There’s going to be plenty to say, write, and learn from the horrors of COVID-19. This is about the good things we’ve supposedly learned, and the unexpected sides of these “good findings.”
See, it’s easy for us to learn from the bad things, because the bad things hammer their lessons home – we have to actively learn to avoid them (and we do). It’s also easy for us to look at the good things and learn from them because, hey, we like the good things. There’s a problem with the good things, of course – we miss their impacts.
See, the good things, have impacts. The good things still make changes. The good things, if we actualize them and apply them, still change the world, and we might not be ready for change.
There’s a lot we’re learning from the COVID-19 shutdowns and changes and so on. Often I see talks about the good things, so let’s talk about their unexpected impacts.
Let’s talk working From Home. COVID-19 has forced a lot of people to work from home, and that has led to the conclusion by many (myself included) that we can work from home more, and probably should.
The benefits are, of course, obvious, and are often repeated like some kind of mantra. We can save commute time. We can reduce pollution. We can change up our hours. We can reduce land use and rethink our work arrangements. You get the idea.
The thing is if we maximize what we learned, if we truly move to “Work from home when possible” and apply its benefits, then it’s going to make a lot of changes in our lives. Changes that will alter the world, and give us new ways to screw up.
Let’s dive into those.
CHANGE IN PUBLIC TRANSPORT: If you’re like me, you’ve wished for better public transport in your area – and mine is better than many. Work from home might be nice, but how’s that going to affect public transport, how it’s funded, and how will that affect people that can’t work from home?
CHANGE IN TRANSPORTATION METHODS: People will in theory drive less. Which could affect car sales, car maintenance, gas station sales, and the like. You’re going to see subtle economic changes and unsubtle ones people missed.

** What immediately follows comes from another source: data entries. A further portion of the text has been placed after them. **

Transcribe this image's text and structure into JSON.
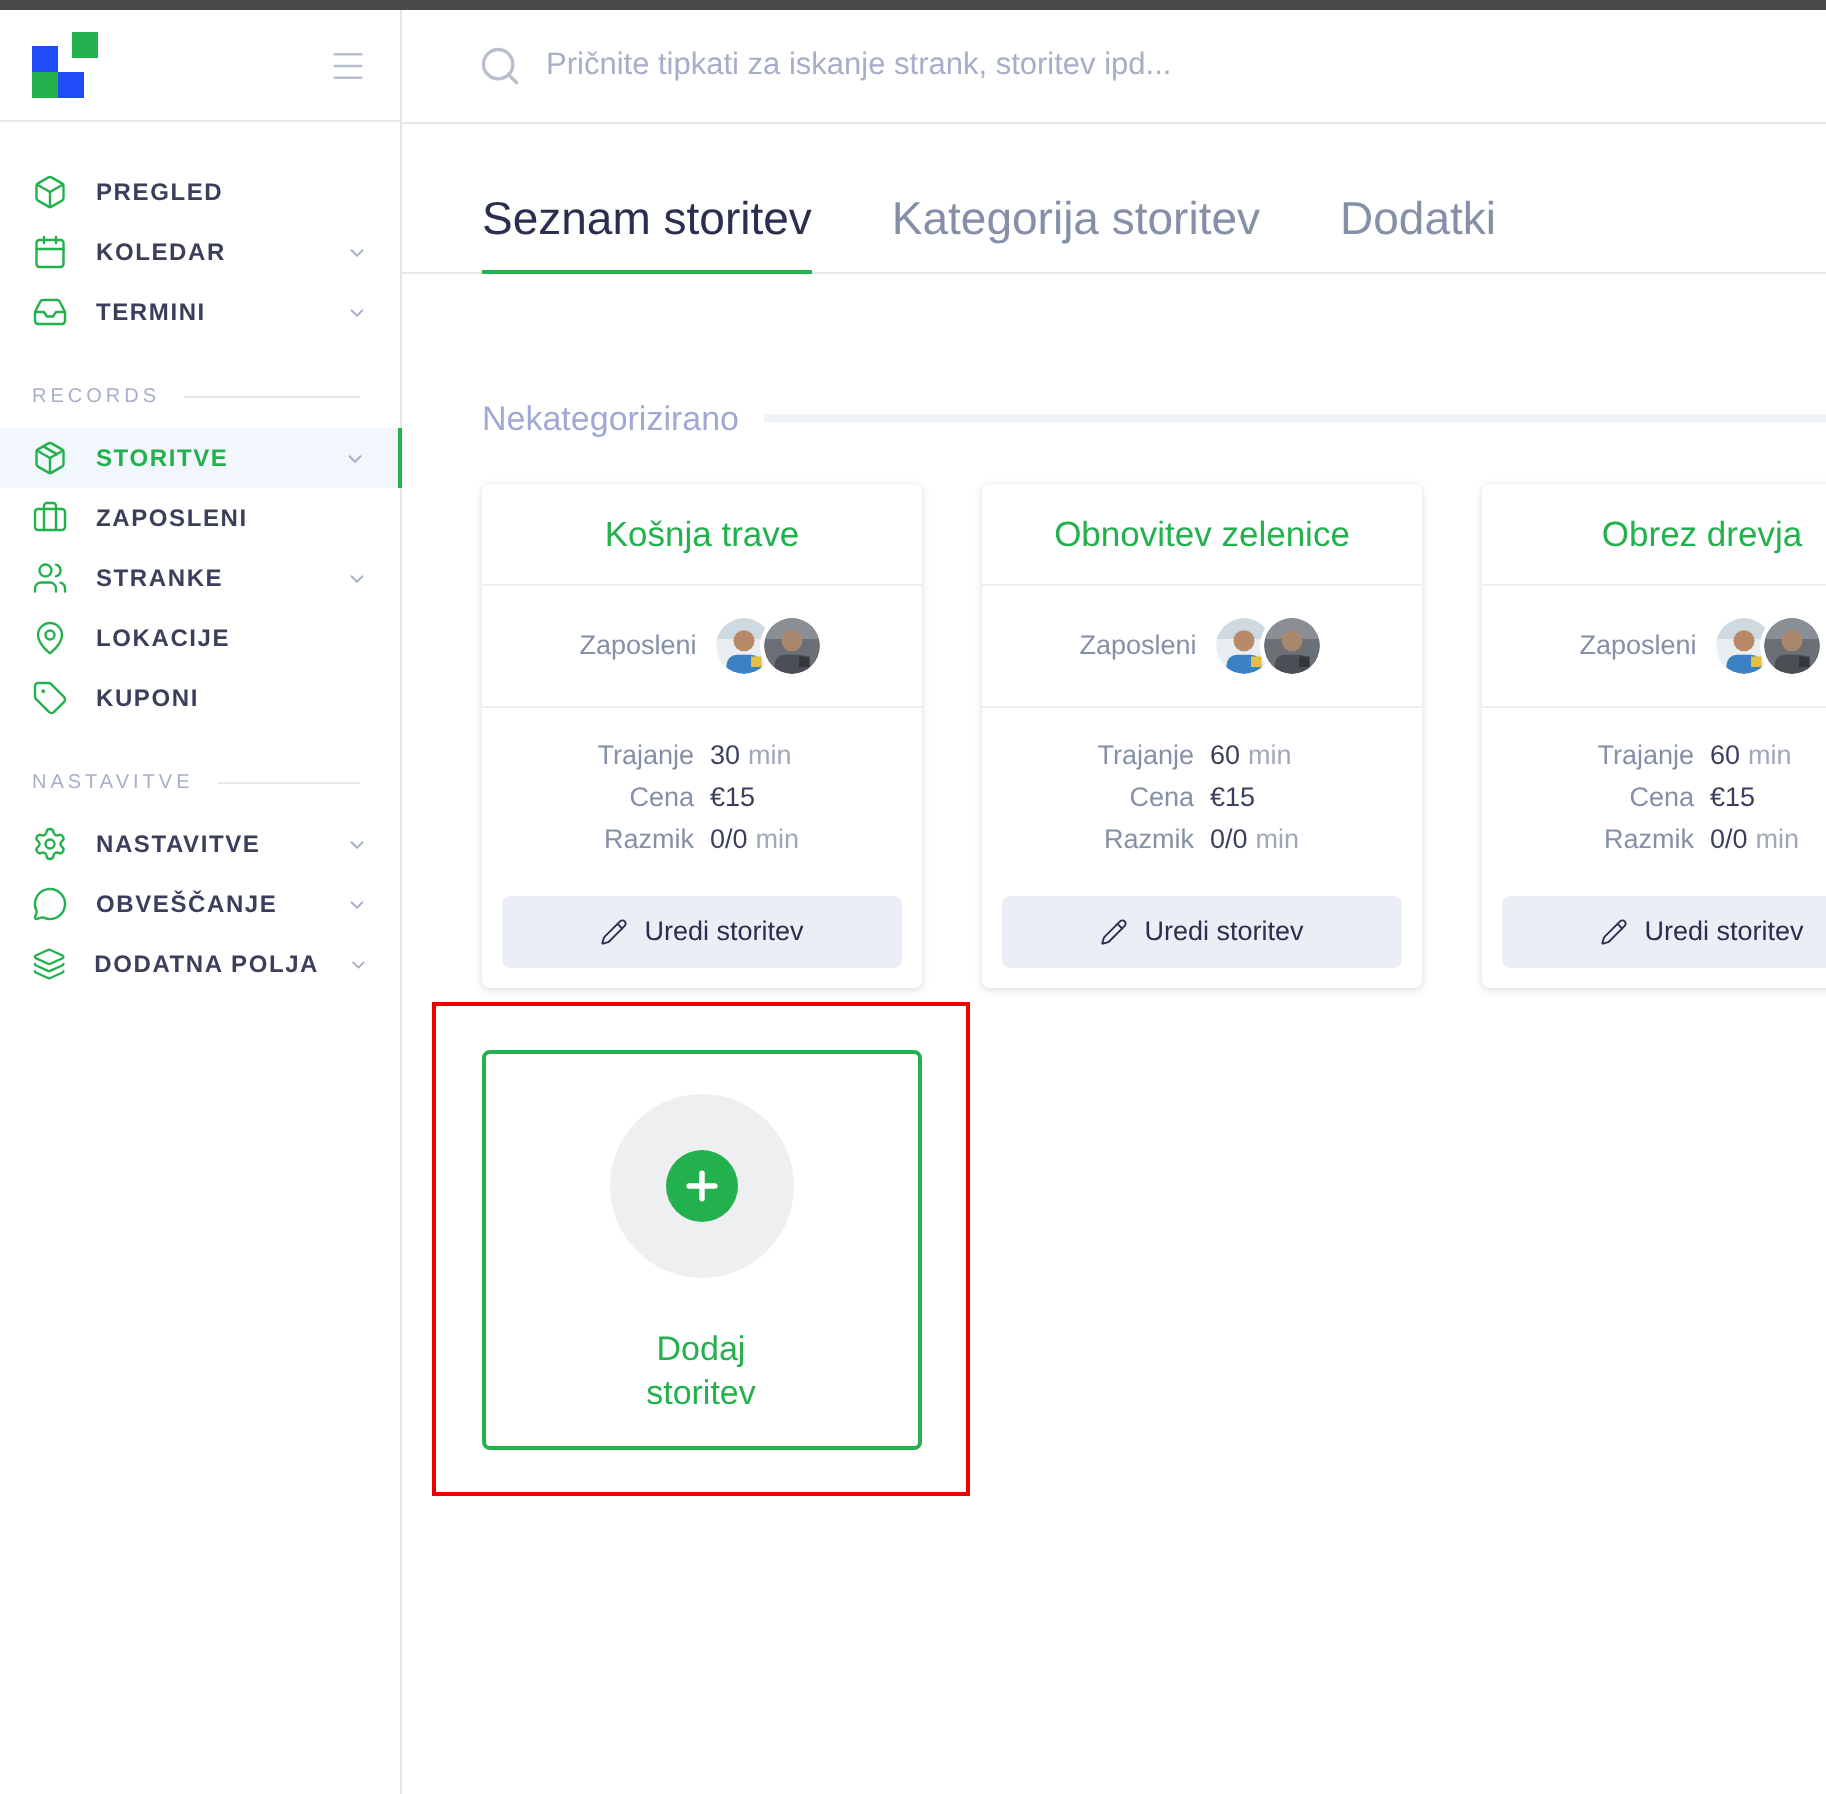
{
  "search": {
    "placeholder": "Pričnite tipkati za iskanje strank, storitev ipd..."
  },
  "sidebar": {
    "sections": [
      {
        "items": [
          {
            "label": "PREGLED",
            "selected": false,
            "expandable": false
          },
          {
            "label": "KOLEDAR",
            "selected": false,
            "expandable": true
          },
          {
            "label": "TERMINI",
            "selected": false,
            "expandable": true
          }
        ]
      },
      {
        "title": "RECORDS",
        "items": [
          {
            "label": "STORITVE",
            "selected": true,
            "expandable": true
          },
          {
            "label": "ZAPOSLENI",
            "selected": false,
            "expandable": false
          },
          {
            "label": "STRANKE",
            "selected": false,
            "expandable": true
          },
          {
            "label": "LOKACIJE",
            "selected": false,
            "expandable": false
          },
          {
            "label": "KUPONI",
            "selected": false,
            "expandable": false
          }
        ]
      },
      {
        "title": "NASTAVITVE",
        "items": [
          {
            "label": "NASTAVITVE",
            "selected": false,
            "expandable": true
          },
          {
            "label": "OBVEŠČANJE",
            "selected": false,
            "expandable": true
          },
          {
            "label": "DODATNA POLJA",
            "selected": false,
            "expandable": true
          }
        ]
      }
    ]
  },
  "tabs": [
    {
      "label": "Seznam storitev",
      "selected": true
    },
    {
      "label": "Kategorija storitev",
      "selected": false
    },
    {
      "label": "Dodatki",
      "selected": false
    }
  ],
  "category": {
    "title": "Nekategorizirano",
    "services": [
      {
        "name": "Košnja trave",
        "employees_label": "Zaposleni",
        "duration_label": "Trajanje",
        "duration": "30",
        "duration_unit": "min",
        "price_label": "Cena",
        "price": "€15",
        "gap_label": "Razmik",
        "gap": "0/0",
        "gap_unit": "min",
        "button": "Uredi storitev"
      },
      {
        "name": "Obnovitev zelenice",
        "employees_label": "Zaposleni",
        "duration_label": "Trajanje",
        "duration": "60",
        "duration_unit": "min",
        "price_label": "Cena",
        "price": "€15",
        "gap_label": "Razmik",
        "gap": "0/0",
        "gap_unit": "min",
        "button": "Uredi storitev"
      },
      {
        "name": "Obrez drevja",
        "employees_label": "Zaposleni",
        "duration_label": "Trajanje",
        "duration": "60",
        "duration_unit": "min",
        "price_label": "Cena",
        "price": "€15",
        "gap_label": "Razmik",
        "gap": "0/0",
        "gap_unit": "min",
        "button": "Uredi storitev"
      }
    ],
    "add_card": {
      "label": "Dodaj storitev",
      "highlighted": true
    }
  }
}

CHANGE IN RELATIONS: Work from home means seeing some people less and some people more. Relations among co-workers, friends, family, and people we interact with will alter. We’re probably not ready.
CHANGE IN REAL ESTATE PRACTICES: Less people going to work means less people using buildings for work, means changes to real estate prices, practices, and zoning. There will be vast changes in value, maintenance, and what land is used for if we do more Work From Home.
CHANGE IN EMPLOYMENT FOR FACILITIES: Your office building or wherever you work has janitors, maintenance people, receptionists, perhaps even a cafeteria. When more people work from home, what happens to those jobs? To those people? Work from home in much larger levels could put people out of work.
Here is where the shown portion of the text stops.